Creative companies will win the battle of the 21st century, of this decade, of the next week, for that matter.
What is creativity?
n early November 1997 when, sitting with a corporate client in his New York office, he said – in an aside from the matter at hand while gazing out the window into space – “We need more creativity around here.”
After a long pause during which I realized I wouldn’t know how to answer the question, “What is creativity?” I asked him that question. Another long pause and then his answer: “I don’t know, but I’ll know it when I see it.”
Thus began my ongoing quest to understand creativity: extensive research, vast readings, live experimentation, inventing and delivering a graduate leadership course on creativity, and practical application with clients.
What resulted was enough material to write a book – which I might still do – but much more than I can fit here. So, the practical thing for now is to offer you 12 ideas that, as years of study have shown, are essential in building a culture of creativity that creates a creative environment in which the creative process fosters creative thinking that leads to innovation.
Creativity and Innovation
To be clear, let’s define the difference between creativity and innovation, two terms that are often interchanged, almost always incorrectly. Creativity is a trait – whether personal or organizational – that leads to something new. Innovation is that something new. From creativity comes innovation. Innovation is applied creativity. Innovation is what creativity looks like.
One assumption is being made here: that there are in your organization creative people and that they are not there by accident but by design because that’s what you’ve decided your organization will be like. With that, here are …
12 Essentials to Creating a Culture of Creativity
1. Always engage in mind stretching. Seek exposure to things beyond your current level of understanding, both business-related and not. “The most beautiful experience you can ever have,” declared Albert Einstein, “is to gaze at a mystery.”
2. Say “what if?” A lot. If Einstein hadn’t asked what his peers called a childish question – “What would it be like to ride on a beam of light?” – we might still be waiting for someone to discover that E = mc2.
3. Break all the rules. Have you ever read The Apple Manifesto? “Here’s to the Crazy Ones” says, among other things, “They’re not fond of rules. And they have no respect for the status quo. ” Right. They’re Apple.
4. Set unreasonable expectations. Boeing’s willingness to build jet engines for commercial use, and Airbus’ willingness to build a plane – the A380 – that was too big to be built in any one factory in the world and too big to take off or land in any runway in the world (at time of initial idea) are well-known stories of success when others wouldn’t dare.
5. Be ready to abandon your expectations. In 1957, Alfred Fielding and Marc Chavaness were making a textured wallpaper with tiny air bubbles, a product that went nowhere. By 1960, they had formed Sealed Air Corporation and were making bubble wrap. They changed their expectations – and the world along with that.

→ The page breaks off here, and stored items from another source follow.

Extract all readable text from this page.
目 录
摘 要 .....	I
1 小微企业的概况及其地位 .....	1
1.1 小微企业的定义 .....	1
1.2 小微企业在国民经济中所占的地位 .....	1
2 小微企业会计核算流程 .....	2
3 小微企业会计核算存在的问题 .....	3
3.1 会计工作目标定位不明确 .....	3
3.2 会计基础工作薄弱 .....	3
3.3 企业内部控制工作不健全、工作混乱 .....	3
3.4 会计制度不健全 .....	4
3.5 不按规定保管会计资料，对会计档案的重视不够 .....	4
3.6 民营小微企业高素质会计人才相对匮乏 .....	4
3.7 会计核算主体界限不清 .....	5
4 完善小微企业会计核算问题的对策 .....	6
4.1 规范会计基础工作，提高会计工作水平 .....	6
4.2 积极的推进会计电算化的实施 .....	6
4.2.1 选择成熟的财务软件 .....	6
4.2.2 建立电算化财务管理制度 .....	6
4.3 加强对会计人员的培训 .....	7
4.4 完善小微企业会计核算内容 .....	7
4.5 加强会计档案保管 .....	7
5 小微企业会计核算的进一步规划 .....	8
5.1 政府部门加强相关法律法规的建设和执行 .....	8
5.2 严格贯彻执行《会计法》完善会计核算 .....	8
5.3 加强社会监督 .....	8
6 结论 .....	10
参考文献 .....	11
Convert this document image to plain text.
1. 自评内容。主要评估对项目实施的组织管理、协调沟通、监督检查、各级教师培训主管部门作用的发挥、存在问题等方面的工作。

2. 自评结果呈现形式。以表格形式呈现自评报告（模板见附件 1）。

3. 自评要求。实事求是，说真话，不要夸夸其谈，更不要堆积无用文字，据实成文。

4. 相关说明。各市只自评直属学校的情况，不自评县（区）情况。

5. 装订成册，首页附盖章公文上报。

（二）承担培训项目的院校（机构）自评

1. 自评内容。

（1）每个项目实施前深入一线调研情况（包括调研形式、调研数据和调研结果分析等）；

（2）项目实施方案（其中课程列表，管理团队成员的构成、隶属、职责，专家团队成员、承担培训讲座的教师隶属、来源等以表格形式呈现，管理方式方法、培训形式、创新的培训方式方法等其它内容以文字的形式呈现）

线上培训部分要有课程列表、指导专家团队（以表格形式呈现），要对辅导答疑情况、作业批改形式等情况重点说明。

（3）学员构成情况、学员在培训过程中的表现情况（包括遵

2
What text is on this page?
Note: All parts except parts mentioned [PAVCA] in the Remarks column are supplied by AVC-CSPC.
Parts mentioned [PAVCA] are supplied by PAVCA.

6. Stretch your definitions. Those in the telephone business 50 years ago who saw only phones are gone. The ones who saw more? Look in your pocket.
7. Create a cause, not a plan. When Jack Welch became CEO of GE, he quickly said of their 17 companies, “We’re going to be # 1 or # 2 in every business we’re in, or we’re getting out of the business.” It didn’t take long for all GE employees to know why they were coming to work every day.
8. Listen to new voices; embrace new ideas. Welch again. Nobody encouraged cross-pollination of ideas and talent more than he did.
9. Let talent prevail. John Wooden always said he’d rather have talent than experience. Know a more successful coach in history?
10. Reduce the risk of experimentation. Then reward it. 3M allows their senior scientists a lot of unstructured time while pursuing new ideas. Failure is not feared because out of it comes successes like Scotch Tape, Masking Tape, Post-It-Notes, and thousands of other successful products.
11. Create dimension, not disagreement. Lou Gerstner took over IBM in a time of internal strife. What he created was IBM Global Services. His book “Who Says Elephants Can’t Dance?” tells the classic story.
12. Act like a cell – divide, divide, divide. In the nineties I worked on a consulting team that designed a section of Johnson & Johnson’s online onboarding system. When it worked for one of their 180+ companies (at the time), it was applied to all.
Implementing all twelve at once might be a stretch, but picking one is a good start.